The Bohart Museum of Entomology at the University of California, Davis, is displaying specimens of California’s native insects, including the California dogface butterfly, in the Children’s Section of the Fairfield Civic Center Library through Wednesday, Sept. 10.
Library associate Galila Kitzes arranged for the project with Tabatha Yang, the Bohart Museum's education and outreach coordinator, to commemorate California's 175th anniversary of statehood. California became America’s 31st state on Sept. 9, 1850.
Library hours are Monday through Thursday, 9 a.m. to 8 p.m., Friday and Saturday, 9 a.m. to 5 p.m.; and Sunday, noon to 5 p.m.
Kitzes has long been interested in insects. In the midst of pursing two college degrees in the Bay Area, Kitzes worked with fruit flies in a medical lab and "that connection to the importance of insects and science inspired her life-long appreciation and curiosity with insects," Yang commented.
More about the California dogface butterfly, part of the logo of the Bohart Museum:

The California State Legislature designated the California dogface butterfly as the state insect in 1972. The butterfly, Zerene eurydice, is found only in California and is rarely seen in the wild. It thrives in the 40-acre Shutamul Bear River Preserve near Auburn, Placer County. The preserve, part of the Placer Land Trust, is closed to the public except for specially arranged tours. It has also been seen in Gates Canyon, Vacaville.

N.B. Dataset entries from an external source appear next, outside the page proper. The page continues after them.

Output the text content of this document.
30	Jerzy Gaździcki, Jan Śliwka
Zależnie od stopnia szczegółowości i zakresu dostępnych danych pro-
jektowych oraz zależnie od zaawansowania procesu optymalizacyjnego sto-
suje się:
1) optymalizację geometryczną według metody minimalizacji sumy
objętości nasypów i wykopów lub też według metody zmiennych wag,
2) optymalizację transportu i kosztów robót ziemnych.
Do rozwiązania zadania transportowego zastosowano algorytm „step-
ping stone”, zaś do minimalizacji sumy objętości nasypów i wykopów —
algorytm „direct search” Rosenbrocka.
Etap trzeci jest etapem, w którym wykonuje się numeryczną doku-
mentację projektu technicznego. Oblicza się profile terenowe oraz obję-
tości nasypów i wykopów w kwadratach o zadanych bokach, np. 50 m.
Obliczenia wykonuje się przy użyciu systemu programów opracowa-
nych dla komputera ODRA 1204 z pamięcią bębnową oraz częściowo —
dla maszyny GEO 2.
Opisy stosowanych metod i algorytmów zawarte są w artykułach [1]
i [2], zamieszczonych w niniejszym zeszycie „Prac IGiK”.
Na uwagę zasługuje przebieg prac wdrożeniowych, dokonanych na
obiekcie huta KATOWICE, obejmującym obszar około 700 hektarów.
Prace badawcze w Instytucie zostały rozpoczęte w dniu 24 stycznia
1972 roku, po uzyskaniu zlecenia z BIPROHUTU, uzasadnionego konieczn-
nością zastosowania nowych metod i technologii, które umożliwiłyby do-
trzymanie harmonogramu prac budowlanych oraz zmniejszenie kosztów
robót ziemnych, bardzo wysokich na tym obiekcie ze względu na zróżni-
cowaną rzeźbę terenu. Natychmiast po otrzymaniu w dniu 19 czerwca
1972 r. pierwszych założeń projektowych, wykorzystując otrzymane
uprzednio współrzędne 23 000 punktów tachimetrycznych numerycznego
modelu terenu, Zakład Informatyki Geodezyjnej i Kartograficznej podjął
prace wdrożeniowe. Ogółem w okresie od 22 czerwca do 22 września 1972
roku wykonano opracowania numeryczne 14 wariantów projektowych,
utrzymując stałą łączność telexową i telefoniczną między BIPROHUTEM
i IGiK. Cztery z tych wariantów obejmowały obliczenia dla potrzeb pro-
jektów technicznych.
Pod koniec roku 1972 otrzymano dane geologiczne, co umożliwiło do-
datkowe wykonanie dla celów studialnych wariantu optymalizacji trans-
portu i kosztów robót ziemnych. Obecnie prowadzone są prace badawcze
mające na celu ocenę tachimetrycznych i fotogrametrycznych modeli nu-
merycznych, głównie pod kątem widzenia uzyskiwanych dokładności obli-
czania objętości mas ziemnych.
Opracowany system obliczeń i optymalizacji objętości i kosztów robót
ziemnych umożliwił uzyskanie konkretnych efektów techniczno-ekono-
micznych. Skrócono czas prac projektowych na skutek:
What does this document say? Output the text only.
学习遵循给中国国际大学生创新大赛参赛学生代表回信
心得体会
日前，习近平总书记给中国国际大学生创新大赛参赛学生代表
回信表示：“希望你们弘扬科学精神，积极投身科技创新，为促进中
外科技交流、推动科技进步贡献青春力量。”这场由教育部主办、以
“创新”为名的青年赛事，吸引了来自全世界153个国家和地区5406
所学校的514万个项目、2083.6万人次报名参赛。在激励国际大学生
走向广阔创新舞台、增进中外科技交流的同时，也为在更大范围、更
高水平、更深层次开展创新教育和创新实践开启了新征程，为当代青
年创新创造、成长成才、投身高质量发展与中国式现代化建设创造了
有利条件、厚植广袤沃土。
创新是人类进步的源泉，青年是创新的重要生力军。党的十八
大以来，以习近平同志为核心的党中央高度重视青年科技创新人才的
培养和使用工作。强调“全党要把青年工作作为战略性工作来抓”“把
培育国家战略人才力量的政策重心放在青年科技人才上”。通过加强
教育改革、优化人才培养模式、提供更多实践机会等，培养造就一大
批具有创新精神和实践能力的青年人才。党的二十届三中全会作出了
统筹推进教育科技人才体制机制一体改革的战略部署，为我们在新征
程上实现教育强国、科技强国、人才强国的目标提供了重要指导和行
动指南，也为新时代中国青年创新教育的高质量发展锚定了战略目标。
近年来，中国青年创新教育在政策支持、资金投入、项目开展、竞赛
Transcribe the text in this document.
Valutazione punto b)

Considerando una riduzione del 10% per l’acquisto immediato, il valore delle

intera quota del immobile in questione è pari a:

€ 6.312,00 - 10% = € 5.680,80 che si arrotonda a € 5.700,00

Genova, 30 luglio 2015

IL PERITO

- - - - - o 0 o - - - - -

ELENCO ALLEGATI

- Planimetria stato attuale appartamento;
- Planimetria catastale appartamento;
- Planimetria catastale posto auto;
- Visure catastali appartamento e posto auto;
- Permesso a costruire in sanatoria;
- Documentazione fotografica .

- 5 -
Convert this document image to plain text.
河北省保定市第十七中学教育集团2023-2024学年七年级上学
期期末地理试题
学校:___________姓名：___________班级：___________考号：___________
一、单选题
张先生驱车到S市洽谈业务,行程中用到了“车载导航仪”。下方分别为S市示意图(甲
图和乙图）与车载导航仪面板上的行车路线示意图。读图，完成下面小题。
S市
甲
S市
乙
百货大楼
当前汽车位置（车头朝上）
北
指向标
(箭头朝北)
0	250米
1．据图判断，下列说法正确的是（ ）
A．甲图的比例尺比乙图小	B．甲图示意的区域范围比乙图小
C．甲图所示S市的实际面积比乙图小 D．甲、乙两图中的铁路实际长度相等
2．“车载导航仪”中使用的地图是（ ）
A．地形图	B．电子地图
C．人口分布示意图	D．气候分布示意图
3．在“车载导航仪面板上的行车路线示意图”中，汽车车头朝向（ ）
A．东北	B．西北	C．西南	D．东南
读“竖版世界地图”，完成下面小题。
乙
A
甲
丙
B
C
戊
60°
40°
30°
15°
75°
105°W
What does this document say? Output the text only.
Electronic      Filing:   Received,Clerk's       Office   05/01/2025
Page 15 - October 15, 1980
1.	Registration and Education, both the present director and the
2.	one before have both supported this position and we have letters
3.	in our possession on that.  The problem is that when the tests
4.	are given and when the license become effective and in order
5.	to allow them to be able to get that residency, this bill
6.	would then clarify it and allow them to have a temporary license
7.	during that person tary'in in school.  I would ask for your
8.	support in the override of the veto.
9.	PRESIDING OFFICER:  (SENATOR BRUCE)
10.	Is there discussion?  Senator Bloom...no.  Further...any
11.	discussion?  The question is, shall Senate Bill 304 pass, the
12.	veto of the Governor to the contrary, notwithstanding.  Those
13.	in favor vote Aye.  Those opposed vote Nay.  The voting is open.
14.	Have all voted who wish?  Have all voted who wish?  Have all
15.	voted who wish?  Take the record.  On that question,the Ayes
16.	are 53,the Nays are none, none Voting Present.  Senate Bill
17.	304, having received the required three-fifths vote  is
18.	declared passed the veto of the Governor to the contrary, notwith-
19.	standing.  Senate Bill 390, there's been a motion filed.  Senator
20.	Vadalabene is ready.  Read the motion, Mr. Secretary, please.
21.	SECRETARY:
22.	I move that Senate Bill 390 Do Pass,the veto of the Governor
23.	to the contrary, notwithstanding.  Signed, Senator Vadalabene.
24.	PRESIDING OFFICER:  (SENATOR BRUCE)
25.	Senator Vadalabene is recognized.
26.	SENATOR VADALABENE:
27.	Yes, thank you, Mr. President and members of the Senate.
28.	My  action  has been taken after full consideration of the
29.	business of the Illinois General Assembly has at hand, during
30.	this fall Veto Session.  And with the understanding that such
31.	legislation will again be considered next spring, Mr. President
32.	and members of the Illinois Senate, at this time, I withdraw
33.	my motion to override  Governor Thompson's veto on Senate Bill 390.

The butterfly's main host plant is false indigo (Amorpha californica), a riparian shrub that grows among poison oak and willows and along stream banks, often in steep and isolated canyons. The male has markings on its wings resembling a silhouette of a dog's head. The female is usually solid yellow with a black spot on each upper wing.
Entomologist Fran Keller, a professor at Folsom Lake College who doubles as a Bohart Museum scientist and a UC Davis lecturer and a doctoral alumna, authored a children's book, The Story of the Dogface Butterfly, published in 2013. The 35-page book, available in the Bohart Museum gift shop, tells the untold story of the California dogface butterfly and how a classroom successfully mounted a campaign to convince the California State Legislature to name it the state insect.
The Bohart Museum, founded in 1946 by UC Davis entomology professor Richard “Doc” Bohart, houses a global collection of eight million insect specimens. It is the seventh largest insect collection in North America. It also maintains a live petting zoo (including Madagascar hissing cockroaches, stick insects and tarantulas); and an insect-themed gift shop stocked with T-shirts, hooded sweatshirts, books, posters, jewelry, pens and pins, as well as insect collecting equipment.
Director of the museum is Professor Jason Bond, the Evett and Marion Schindler tndowed chair of insect systematics, and executive associate dean of the UC Davis College of Agricultural and Environmental Sciences. The museum is located in Room 1124 of the Academic Surge Building, 455 Crocker Lane, UC Davis campus.